Dyrektor Zieleziński przyznał, że muzeum szczególnie zależało na tej pracy Malczewskiego. Radomska kolekcja gromadzi bowiem nie tylko obrazy, ale także dokumenty i pamiątki związane z całą rodziną Malczewskich. A Heydlowie byli z Malczewskimi spowinowaceni.
„Portret Marii Heydel” namalowany został w 1892 r., w technice olejnej, na desce o wym. 40,5 na 33 cm. - Przedstawiona na obrazie kobieta to Maria z domu Skarbek-Borowska (1874-1936), która w roku powstania obrazu wyszła za mąż za barona Zdzisława Heydla, właściciela Gardzienic w gminie Ciepielów, tym samym stając się częścią rodziny spokrewnionej z familią Malczewskich – mówi Paulina Szymalak-Bugajska, kierownik działu sztuki dawnej muzeum. - Dlatego portret ma wagę pamiątki rodzinnej, która doskonale wpisuje się w profil kolekcji malarstwa i archiwaliów związanych z osobą Jacka Malczewskiego, od lat pozyskiwanych i gromadzonych w naszym muzeum.

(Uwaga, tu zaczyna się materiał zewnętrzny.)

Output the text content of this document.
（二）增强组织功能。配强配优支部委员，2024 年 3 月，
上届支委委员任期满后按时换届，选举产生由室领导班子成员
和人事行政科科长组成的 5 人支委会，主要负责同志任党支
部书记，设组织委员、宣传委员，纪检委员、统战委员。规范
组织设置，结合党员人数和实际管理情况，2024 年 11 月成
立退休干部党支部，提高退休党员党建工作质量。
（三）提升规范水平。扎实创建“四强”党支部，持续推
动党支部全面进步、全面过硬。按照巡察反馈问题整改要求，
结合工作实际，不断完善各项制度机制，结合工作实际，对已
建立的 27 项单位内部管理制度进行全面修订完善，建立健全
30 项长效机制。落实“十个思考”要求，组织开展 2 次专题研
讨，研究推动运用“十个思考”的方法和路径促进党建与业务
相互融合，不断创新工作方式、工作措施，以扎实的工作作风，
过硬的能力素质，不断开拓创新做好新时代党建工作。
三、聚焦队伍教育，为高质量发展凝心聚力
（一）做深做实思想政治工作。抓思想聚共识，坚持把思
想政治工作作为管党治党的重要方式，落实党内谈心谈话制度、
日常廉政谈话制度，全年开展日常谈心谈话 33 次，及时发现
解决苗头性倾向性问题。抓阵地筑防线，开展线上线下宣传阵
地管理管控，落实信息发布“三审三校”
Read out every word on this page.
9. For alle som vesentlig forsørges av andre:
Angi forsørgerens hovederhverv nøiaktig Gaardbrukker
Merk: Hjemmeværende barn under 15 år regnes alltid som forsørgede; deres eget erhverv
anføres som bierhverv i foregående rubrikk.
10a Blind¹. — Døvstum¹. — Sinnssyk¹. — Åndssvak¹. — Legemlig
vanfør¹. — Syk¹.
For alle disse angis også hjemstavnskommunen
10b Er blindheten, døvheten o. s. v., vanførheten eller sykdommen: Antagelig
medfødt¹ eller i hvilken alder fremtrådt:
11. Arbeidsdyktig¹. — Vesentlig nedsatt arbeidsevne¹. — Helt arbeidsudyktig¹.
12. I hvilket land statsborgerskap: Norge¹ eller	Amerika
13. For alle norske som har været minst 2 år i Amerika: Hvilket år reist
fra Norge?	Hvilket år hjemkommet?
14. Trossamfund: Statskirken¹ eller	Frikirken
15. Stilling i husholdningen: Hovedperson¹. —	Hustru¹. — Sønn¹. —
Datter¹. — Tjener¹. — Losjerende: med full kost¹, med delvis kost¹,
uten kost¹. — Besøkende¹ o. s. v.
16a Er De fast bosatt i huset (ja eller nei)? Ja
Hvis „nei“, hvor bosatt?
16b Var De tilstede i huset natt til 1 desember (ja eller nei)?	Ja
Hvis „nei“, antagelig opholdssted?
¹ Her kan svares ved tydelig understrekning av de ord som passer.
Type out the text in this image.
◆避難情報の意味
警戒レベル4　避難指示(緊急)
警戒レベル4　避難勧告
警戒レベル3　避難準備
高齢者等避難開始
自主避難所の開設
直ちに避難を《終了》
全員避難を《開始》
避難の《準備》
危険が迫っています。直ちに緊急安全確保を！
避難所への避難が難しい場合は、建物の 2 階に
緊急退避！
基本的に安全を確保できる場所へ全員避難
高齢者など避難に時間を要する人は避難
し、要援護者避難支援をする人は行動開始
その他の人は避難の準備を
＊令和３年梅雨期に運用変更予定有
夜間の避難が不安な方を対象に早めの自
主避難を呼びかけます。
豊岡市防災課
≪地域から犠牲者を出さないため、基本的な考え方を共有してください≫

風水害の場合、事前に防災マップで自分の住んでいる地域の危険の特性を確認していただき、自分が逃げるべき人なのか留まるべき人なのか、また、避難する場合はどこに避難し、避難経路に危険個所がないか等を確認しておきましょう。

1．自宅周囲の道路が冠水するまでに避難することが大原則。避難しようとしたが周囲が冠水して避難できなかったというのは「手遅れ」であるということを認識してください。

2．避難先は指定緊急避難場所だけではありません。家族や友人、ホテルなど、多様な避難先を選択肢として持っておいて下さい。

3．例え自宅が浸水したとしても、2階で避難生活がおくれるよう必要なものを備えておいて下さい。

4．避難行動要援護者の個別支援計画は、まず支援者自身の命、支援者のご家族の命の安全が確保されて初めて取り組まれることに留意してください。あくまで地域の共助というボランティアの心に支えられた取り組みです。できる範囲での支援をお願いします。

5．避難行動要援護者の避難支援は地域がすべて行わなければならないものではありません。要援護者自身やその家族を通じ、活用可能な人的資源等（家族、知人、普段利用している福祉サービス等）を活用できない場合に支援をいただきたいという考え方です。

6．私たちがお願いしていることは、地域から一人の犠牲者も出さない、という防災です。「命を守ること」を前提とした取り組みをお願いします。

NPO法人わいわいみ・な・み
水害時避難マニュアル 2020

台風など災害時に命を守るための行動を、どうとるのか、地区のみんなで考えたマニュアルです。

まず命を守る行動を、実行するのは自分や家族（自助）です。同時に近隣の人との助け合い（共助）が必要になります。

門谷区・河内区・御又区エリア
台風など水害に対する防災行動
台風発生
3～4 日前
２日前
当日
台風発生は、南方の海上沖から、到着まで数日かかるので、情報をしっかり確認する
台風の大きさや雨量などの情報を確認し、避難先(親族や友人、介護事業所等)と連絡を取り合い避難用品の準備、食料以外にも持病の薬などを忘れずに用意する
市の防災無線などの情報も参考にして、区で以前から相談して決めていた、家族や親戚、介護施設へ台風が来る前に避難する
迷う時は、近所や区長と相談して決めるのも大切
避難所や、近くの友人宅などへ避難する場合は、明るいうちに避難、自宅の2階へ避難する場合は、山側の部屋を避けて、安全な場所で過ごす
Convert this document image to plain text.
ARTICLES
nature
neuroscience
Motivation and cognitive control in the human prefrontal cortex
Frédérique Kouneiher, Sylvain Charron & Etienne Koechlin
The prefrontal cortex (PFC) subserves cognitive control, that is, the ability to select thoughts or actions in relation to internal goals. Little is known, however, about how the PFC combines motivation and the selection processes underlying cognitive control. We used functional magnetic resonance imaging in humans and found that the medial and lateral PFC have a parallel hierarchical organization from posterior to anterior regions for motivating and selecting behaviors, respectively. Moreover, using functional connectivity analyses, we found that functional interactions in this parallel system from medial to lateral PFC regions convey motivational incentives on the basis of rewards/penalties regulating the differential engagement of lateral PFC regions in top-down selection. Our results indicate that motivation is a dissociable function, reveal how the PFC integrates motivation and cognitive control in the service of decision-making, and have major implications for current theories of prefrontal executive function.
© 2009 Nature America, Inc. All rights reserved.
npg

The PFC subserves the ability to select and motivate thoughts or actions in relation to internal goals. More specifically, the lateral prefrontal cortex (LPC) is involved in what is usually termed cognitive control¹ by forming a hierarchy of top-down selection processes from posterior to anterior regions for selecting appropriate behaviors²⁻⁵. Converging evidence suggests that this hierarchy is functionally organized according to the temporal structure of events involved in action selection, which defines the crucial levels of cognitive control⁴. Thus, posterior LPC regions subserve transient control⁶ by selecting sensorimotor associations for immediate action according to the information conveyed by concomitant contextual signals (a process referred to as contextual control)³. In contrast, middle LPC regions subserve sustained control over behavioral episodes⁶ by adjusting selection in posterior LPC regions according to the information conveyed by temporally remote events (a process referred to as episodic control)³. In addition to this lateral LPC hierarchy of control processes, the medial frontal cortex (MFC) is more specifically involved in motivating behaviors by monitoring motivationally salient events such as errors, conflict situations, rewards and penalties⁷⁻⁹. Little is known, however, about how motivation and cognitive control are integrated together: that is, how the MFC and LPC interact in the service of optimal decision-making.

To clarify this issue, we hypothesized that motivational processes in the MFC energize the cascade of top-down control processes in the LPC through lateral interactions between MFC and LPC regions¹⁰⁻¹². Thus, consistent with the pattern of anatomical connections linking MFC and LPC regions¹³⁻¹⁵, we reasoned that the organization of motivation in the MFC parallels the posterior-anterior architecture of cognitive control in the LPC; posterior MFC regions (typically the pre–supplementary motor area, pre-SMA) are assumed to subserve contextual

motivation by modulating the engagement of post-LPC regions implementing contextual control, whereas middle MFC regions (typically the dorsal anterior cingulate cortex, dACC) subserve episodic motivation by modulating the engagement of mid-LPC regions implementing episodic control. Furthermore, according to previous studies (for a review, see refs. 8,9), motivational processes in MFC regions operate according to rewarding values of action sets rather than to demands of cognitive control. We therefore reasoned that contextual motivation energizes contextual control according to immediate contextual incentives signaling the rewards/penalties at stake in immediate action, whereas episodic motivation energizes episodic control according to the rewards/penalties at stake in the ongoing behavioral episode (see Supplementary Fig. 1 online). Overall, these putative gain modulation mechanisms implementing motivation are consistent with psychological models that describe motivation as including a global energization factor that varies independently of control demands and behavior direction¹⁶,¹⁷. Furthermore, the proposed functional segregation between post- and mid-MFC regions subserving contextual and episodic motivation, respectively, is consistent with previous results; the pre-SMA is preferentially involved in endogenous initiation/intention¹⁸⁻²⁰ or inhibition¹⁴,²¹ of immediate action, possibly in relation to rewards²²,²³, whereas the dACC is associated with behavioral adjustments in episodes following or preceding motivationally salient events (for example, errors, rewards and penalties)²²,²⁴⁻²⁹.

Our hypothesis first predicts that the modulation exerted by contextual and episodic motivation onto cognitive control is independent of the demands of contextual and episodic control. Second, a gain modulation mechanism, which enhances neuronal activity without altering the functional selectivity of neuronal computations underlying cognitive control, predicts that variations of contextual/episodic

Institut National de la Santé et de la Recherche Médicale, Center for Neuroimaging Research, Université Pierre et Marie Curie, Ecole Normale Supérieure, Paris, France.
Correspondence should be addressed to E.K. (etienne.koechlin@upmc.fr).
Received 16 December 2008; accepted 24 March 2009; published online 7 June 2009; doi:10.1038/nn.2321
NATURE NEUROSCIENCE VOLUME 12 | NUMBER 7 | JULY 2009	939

Maria Heydel była matką Adama Heydla – ekonomisty i profesora UJ, a także autora pierwszej, wydanej w 1933 r. w Krakowie, całościowej monografii życia i twórczości Jacka Malczewskiego pt. „Jacek Malczewski. Człowiek i artysta”. To właśnie w tej monografii po raz pierwszy zamieszczona została kolorowa reprodukcja obrazu – jako „Portret M. H.”; praca znajdowała się wówczas właśnie w kolekcji Adama Heydla.